Will Housing Affordability Improve or Will Mortgage Rates Drop Soon?

September 23, 20253 min read

The State of Affordability Today

As of September 2025, home affordability remains one of the biggest challenges for buyers. Mortgage rates for a 30-year fixed loan are averaging around 6.7%, while home prices continue to climb due to limited inventory. According to recent housing market reports, the typical monthly mortgage payment is now nearly 90% higher than it was just five years ago.

The “lock-in effect” is a major driver of this trend: more than 80% of homeowners have a mortgage rate below 5%, and few are willing to give that up. This keeps inventory tight, which in turn keeps prices elevated—even as higher borrowing costs reduce buyer purchasing power.

Will Mortgage Rates Drop Anytime Soon?

Mortgage rates are closely tied to inflation trends, bond yields, and Federal Reserve policy. While the Fed has signaled that rate cuts could be on the horizon if inflation cools further, housing analysts caution that the process will be gradual.

  • Short-Term Outlook (next 6 months): Rates may hover in the mid-6% range, with volatility tied to economic reports. A sudden jump in inflation data could cause rates to spike again.

  • Medium-Term Outlook (2026): Forecasts from Fannie Mae and other market watchers suggest rates could ease closer to 6.1% by mid-to-late 2026. That’s lower than today, but not the dramatic drop many buyers are hoping for.

In other words, rates are more likely to drift down slowly than fall sharply.

Will Housing Affordability Improve Instead?

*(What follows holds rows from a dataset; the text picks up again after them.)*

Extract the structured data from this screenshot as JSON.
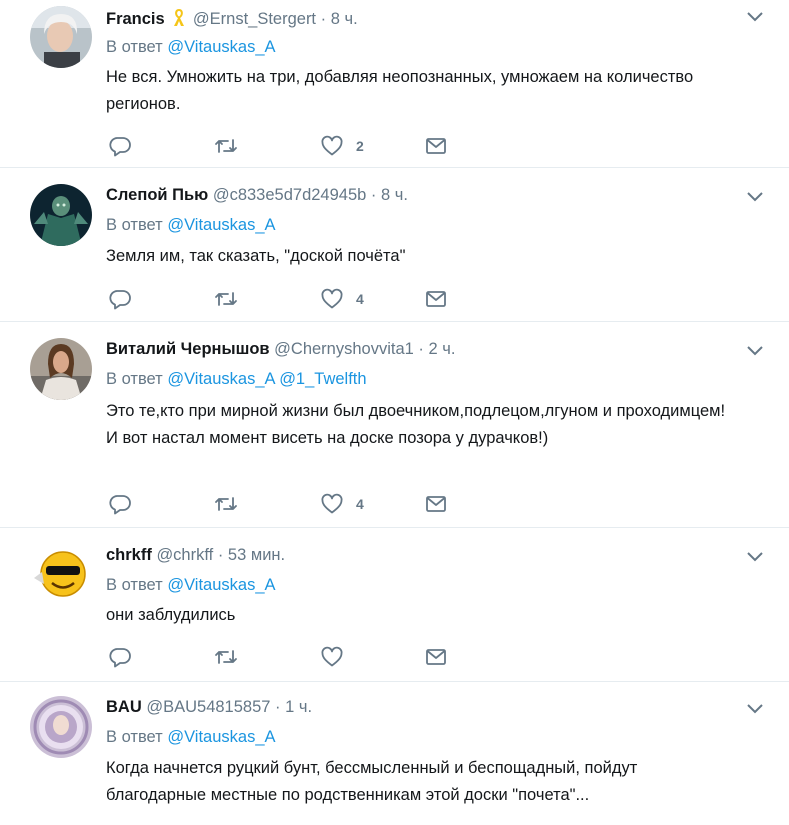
{
  "reply_prefix": "В ответ",
  "tweets": [
    {
      "name": "Francis",
      "handle": "@Ernst_Stergert",
      "dot": "·",
      "time": "8 ч.",
      "reply_to": [
        "@Vitauskas_A"
      ],
      "text": [
        "Не вся. Умножить на три, добавляя неопознанных, умножаем на количество регионов."
      ],
      "likes": "2",
      "has_badge": true
    },
    {
      "name": "Слепой Пью",
      "handle": "@c833e5d7d24945b",
      "dot": "·",
      "time": "8 ч.",
      "reply_to": [
        "@Vitauskas_A"
      ],
      "text": [
        "Земля им, так сказать, \"доской почёта\""
      ],
      "likes": "4"
    },
    {
      "name": "Виталий Чернышов",
      "handle": "@Chernyshovvita1",
      "dot": "·",
      "time": "2 ч.",
      "reply_to": [
        "@Vitauskas_A",
        "@1_Twelfth"
      ],
      "text": [
        "Это те,кто при мирной жизни был двоечником,подлецом,лгуном и проходимцем!",
        "И вот настал момент висеть на доске позора у дурачков!)"
      ],
      "likes": "4"
    },
    {
      "name": "chrkff",
      "handle": "@chrkff",
      "dot": "·",
      "time": "53 мин.",
      "reply_to": [
        "@Vitauskas_A"
      ],
      "text": [
        "они заблудились"
      ],
      "likes": ""
    },
    {
      "name": "BAU",
      "handle": "@BAU54815857",
      "dot": "·",
      "time": "1 ч.",
      "reply_to": [
        "@Vitauskas_A"
      ],
      "text": [
        "Когда начнется руцкий бунт, бессмысленный и беспощадный, пойдут благодарные местные по родственникам этой доски \"почета\"..."
      ],
      "likes": ""
    }
  ],
  "icons": {
    "reply": "reply-icon",
    "retweet": "retweet-icon",
    "like": "heart-icon",
    "dm": "envelope-icon",
    "more": "chevron-down-icon",
    "badge": "yellow-ribbon-icon"
  },
  "colors": {
    "link": "#1b95e0",
    "secondary": "#657786",
    "divider": "#e6ecf0",
    "ribbon": "#f5c518"
  }
}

Even if mortgage rates dip modestly, affordability may not improve significantly without relief on the pricing side. Home values remain historically high, and demand continues to outpace supply. A meaningful improvement in affordability will likely require a combination of:

  1. Rate Cuts – A drop of even half a percentage point can save hundreds of dollars per month on a mortgage.

  2. Inventory Growth – More new home construction or increased resale activity could help balance supply and demand.

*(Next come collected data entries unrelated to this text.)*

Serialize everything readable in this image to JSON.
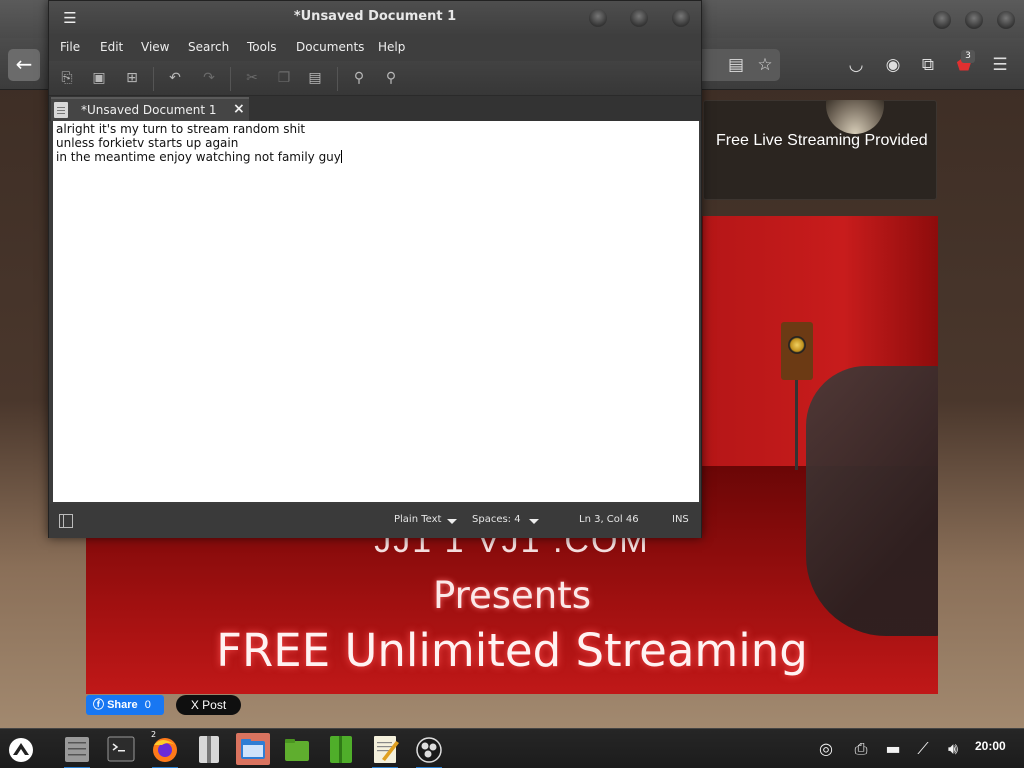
{
  "browser": {
    "back_icon": "arrow-left",
    "toolbar_icons": [
      "reader-view-icon",
      "bookmark-star-icon",
      "pocket-icon",
      "account-icon",
      "extensions-icon",
      "ublock-icon",
      "hamburger-menu-icon"
    ],
    "ublock_badge": "3",
    "site": {
      "tagline": "Free Live Streaming Provided",
      "brand_fragment": "JJ1 1 VJ1 .COM",
      "presents": "Presents",
      "headline": "FREE Unlimited Streaming"
    },
    "share": {
      "fb_label": "Share",
      "fb_count": "0",
      "x_label": "X Post"
    }
  },
  "editor": {
    "title": "*Unsaved Document 1",
    "menu": [
      "File",
      "Edit",
      "View",
      "Search",
      "Tools",
      "Documents",
      "Help"
    ],
    "toolbar": [
      "new-document-icon",
      "open-icon",
      "save-icon",
      "undo-icon",
      "redo-icon",
      "cut-icon",
      "copy-icon",
      "paste-icon",
      "find-icon",
      "find-replace-icon"
    ],
    "tab": {
      "label": "*Unsaved Document 1",
      "close": "×"
    },
    "lines": [
      "alright it's my turn to stream random shit",
      "unless forkietv starts up again",
      "in the meantime enjoy watching not family guy"
    ],
    "status": {
      "language": "Plain Text",
      "spaces": "Spaces: 4",
      "position": "Ln 3, Col 46",
      "mode": "INS"
    }
  },
  "taskbar": {
    "apps": [
      "start-menu-icon",
      "file-cabinet-icon",
      "terminal-icon",
      "firefox-icon",
      "archive-manager-icon",
      "file-manager-icon",
      "green-folder-icon",
      "green-notebook-icon",
      "text-editor-icon",
      "obs-studio-icon"
    ],
    "firefox_badge": "2",
    "clock": "20:00"
  },
  "colors": {
    "accent_blue": "#1877f2",
    "stream_red": "#c81c1c",
    "task_active": "#d9735f"
  }
}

  3. Slower Price Appreciation – While economists don’t forecast a major price decline, slower growth in 2026 could give incomes a chance to catch up.

What Buyers Can Do Now

If you’re waiting for affordability to improve, here are strategies to keep in mind:

  • Consider Adjustable-Rate Mortgages (ARMs): These start with lower initial rates than fixed loans, which can reduce payments in the near term.

  • Expand Your Search: Exploring different neighborhoods or smaller homes may help you stay within budget.

  • Get Pre-Approved with Multiple Lenders: Even in a high-rate market, comparing offers can save you a quarter point or more.

  • Stay Market-Aware: Track inflation and Fed policy updates, since these are the biggest drivers of rate movement.

Final Thoughts

Affordability challenges aren’t going away overnight. Mortgage rates could decline modestly in 2026, but unless inventory grows and price gains slow, many buyers will still feel the squeeze. For those who need to move sooner rather than later, locking a rate below today’s average and shopping carefully may be the best strategy.

On the other hand, if you’re flexible and comfortable waiting, monitoring economic conditions over the next year could position you for lower borrowing costs.

Either way, partnering with a knowledgeable loan advisor can help you weigh your options and make the smartest move for your financial goals.